Orientierungssatz

Rücknahmebescheid - anzuwendende Rechtsnorm - rechtswidriger Zuungunstenbescheid: 1. Ein Rücknahmebescheid ist als Verwaltungsakt ohne Dauerwirkung nach dem im Zeitpunkt seines Erlasses geltenden Recht zu beurteilen. Die Rücknahme der Leistungsbescheide war daher nur auf Grund des Art 30 Abs 4 KBLG BY möglich, der nach § 84 Abs 3 BVG bis zum Inkrafttreten des KOVVfG fortgalt (vgl BSG 1958-02-12 11/9 RV 948/55 = BSGE 7, 8).
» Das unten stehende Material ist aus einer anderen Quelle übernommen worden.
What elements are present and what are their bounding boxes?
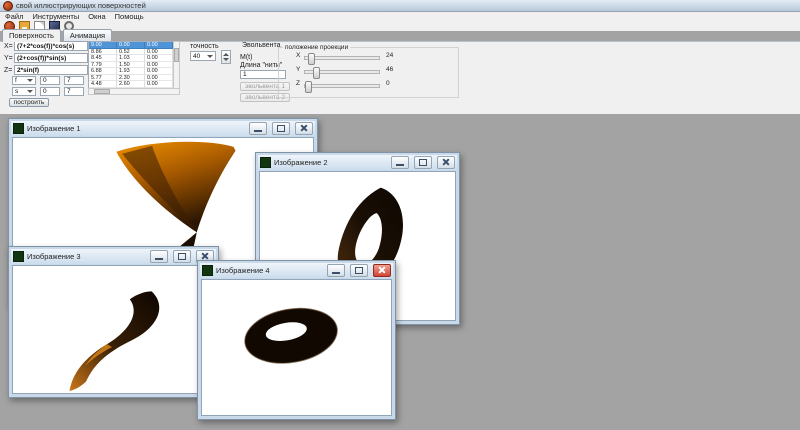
window-icon bbox=[13, 123, 24, 134]
z-slider-track[interactable] bbox=[304, 81, 380, 93]
coordinates-grid[interactable]: 9.00 0.00 0.00 8.86 0.52 0.00 8.45 1.03 0.00 7… bbox=[88, 41, 174, 89]
menu-windows[interactable]: Окна bbox=[88, 12, 105, 21]
param2-to-input[interactable] bbox=[64, 87, 84, 96]
window-title: Изображение 4 bbox=[216, 266, 270, 275]
tab-animation[interactable]: Анимация bbox=[62, 29, 113, 41]
menu-help[interactable]: Помощь bbox=[115, 12, 144, 21]
maximize-button[interactable] bbox=[414, 156, 432, 169]
table-row[interactable]: 4.48 2.60 0.00 bbox=[89, 81, 173, 88]
close-button[interactable] bbox=[373, 264, 391, 277]
x-formula-label: X= bbox=[4, 43, 13, 50]
scrollbar-thumb[interactable] bbox=[174, 48, 179, 62]
y-slider-track[interactable] bbox=[304, 67, 380, 79]
grid-vertical-scrollbar[interactable] bbox=[173, 41, 180, 89]
main-titlebar[interactable]: свой иллюстрирующих поверхностей bbox=[0, 0, 800, 12]
close-button[interactable] bbox=[295, 122, 313, 135]
precision-stepper[interactable] bbox=[221, 50, 231, 64]
z-slider-value: 0 bbox=[386, 80, 390, 87]
param1-var: f bbox=[15, 77, 17, 84]
param1-var-select[interactable]: f bbox=[12, 76, 36, 85]
param1-from-input[interactable] bbox=[40, 76, 60, 85]
x-formula-input[interactable] bbox=[14, 41, 88, 51]
toolbar bbox=[0, 20, 800, 32]
image-window-4[interactable]: Изображение 4 bbox=[197, 260, 396, 420]
precision-value: 40 bbox=[193, 52, 201, 60]
projection-title: положение проекции bbox=[285, 44, 349, 51]
involute-title: Эвольвента bbox=[242, 42, 281, 49]
z-formula-input[interactable] bbox=[14, 65, 88, 75]
minimize-button[interactable] bbox=[150, 250, 168, 263]
y-formula-label: Y= bbox=[4, 55, 13, 62]
chevron-down-icon bbox=[207, 54, 213, 58]
window-icon bbox=[260, 157, 271, 168]
minimize-button[interactable] bbox=[249, 122, 267, 135]
build-button[interactable]: построить bbox=[9, 98, 49, 107]
param1-to-input[interactable] bbox=[64, 76, 84, 85]
z-axis-label: Z bbox=[296, 80, 300, 87]
z-formula-label: Z= bbox=[4, 67, 13, 74]
surface-render-torus bbox=[244, 307, 338, 364]
param2-from-input[interactable] bbox=[40, 87, 60, 96]
param2-var: s bbox=[15, 88, 19, 95]
y-slider-value: 46 bbox=[386, 66, 394, 73]
window-titlebar[interactable]: Изображение 1 bbox=[11, 121, 315, 136]
x-slider-thumb[interactable] bbox=[308, 53, 315, 65]
close-button[interactable] bbox=[437, 156, 455, 169]
tab-surface[interactable]: Поверхность bbox=[2, 29, 61, 42]
x-slider-value: 24 bbox=[386, 52, 394, 59]
param2-var-select[interactable]: s bbox=[12, 87, 36, 96]
precision-label: точность bbox=[190, 43, 219, 50]
tabstrip: Поверхность Анимация bbox=[2, 29, 114, 42]
chevron-down-icon bbox=[27, 79, 33, 82]
maximize-button[interactable] bbox=[272, 122, 290, 135]
image-window-3[interactable]: Изображение 3 bbox=[8, 246, 219, 398]
window-icon bbox=[202, 265, 213, 276]
window-titlebar[interactable]: Изображение 4 bbox=[200, 263, 393, 278]
y-axis-label: Y bbox=[296, 66, 301, 73]
window-title: Изображение 2 bbox=[274, 158, 328, 167]
minimize-button[interactable] bbox=[391, 156, 409, 169]
maximize-button[interactable] bbox=[350, 264, 368, 277]
surface-render-wave bbox=[69, 291, 160, 392]
surface-canvas bbox=[12, 265, 215, 394]
x-axis-label: X bbox=[296, 52, 301, 59]
x-slider-track[interactable] bbox=[304, 53, 380, 65]
z-slider-thumb[interactable] bbox=[305, 81, 312, 93]
y-formula-input[interactable] bbox=[14, 53, 88, 63]
window-title: Изображение 3 bbox=[27, 252, 81, 261]
thread-length-label: Длина "нити" bbox=[240, 62, 283, 69]
maximize-button[interactable] bbox=[173, 250, 191, 263]
main-title: свой иллюстрирующих поверхностей bbox=[16, 1, 146, 10]
stepper-up-icon[interactable] bbox=[223, 53, 229, 56]
window-title: Изображение 1 bbox=[27, 124, 81, 133]
window-titlebar[interactable]: Изображение 2 bbox=[258, 155, 457, 170]
window-icon bbox=[13, 251, 24, 262]
menubar: Файл Инструменты Окна Помощь bbox=[0, 12, 800, 21]
involute-m-label: M(t) bbox=[240, 54, 253, 61]
grid-horizontal-scrollbar[interactable] bbox=[88, 88, 180, 95]
scrollbar-thumb[interactable] bbox=[94, 89, 110, 94]
window-titlebar[interactable]: Изображение 3 bbox=[11, 249, 216, 264]
surface-canvas bbox=[201, 279, 392, 416]
chevron-down-icon bbox=[27, 90, 33, 93]
minimize-button[interactable] bbox=[327, 264, 345, 277]
app-icon bbox=[3, 0, 13, 11]
y-slider-thumb[interactable] bbox=[313, 67, 320, 79]
stepper-down-icon[interactable] bbox=[223, 58, 229, 61]
precision-select[interactable]: 40 bbox=[190, 51, 216, 61]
2. Da Art 30 Abs 4 KBLG BY eine Ausnahmevorschrift war, ist sie einschränkend auszulegen und aus diesem Grunde nur anzuwenden, wenn die Anwendung von Rechtsnormen auf die festgestellten Tatsachen zZt der Bescheiderteilung offenbar und ohne jeden Zweifel unzutreffend war (vgl BSG 1955-06-10 10 RV 20/54 = BSGE 1, 56).

3. Lagen aber die Voraussetzungen eines Zuungunstenbescheides nach Art 30 Abs 4 KBLG BY nicht vor, so ist dieser rechtswidrig und unterliegt deshalb der Aufhebung.

 

Normenkette

KBLG BY Art. 30 Abs. 4; BVG § 3 Abs. 1 Buchst. g; KOVVfG §§ 41, 52; BVG § 89 Abs. 3

 

Verfahrensgang

Bayerisches LSG (Entscheidung vom 06.12.1955)

 

Tenor

Die Revision des Beklagten gegen das Urteil des Bayerischen Landessozialgerichts vom 6. Dezember 1955 wird zurückgewiesen.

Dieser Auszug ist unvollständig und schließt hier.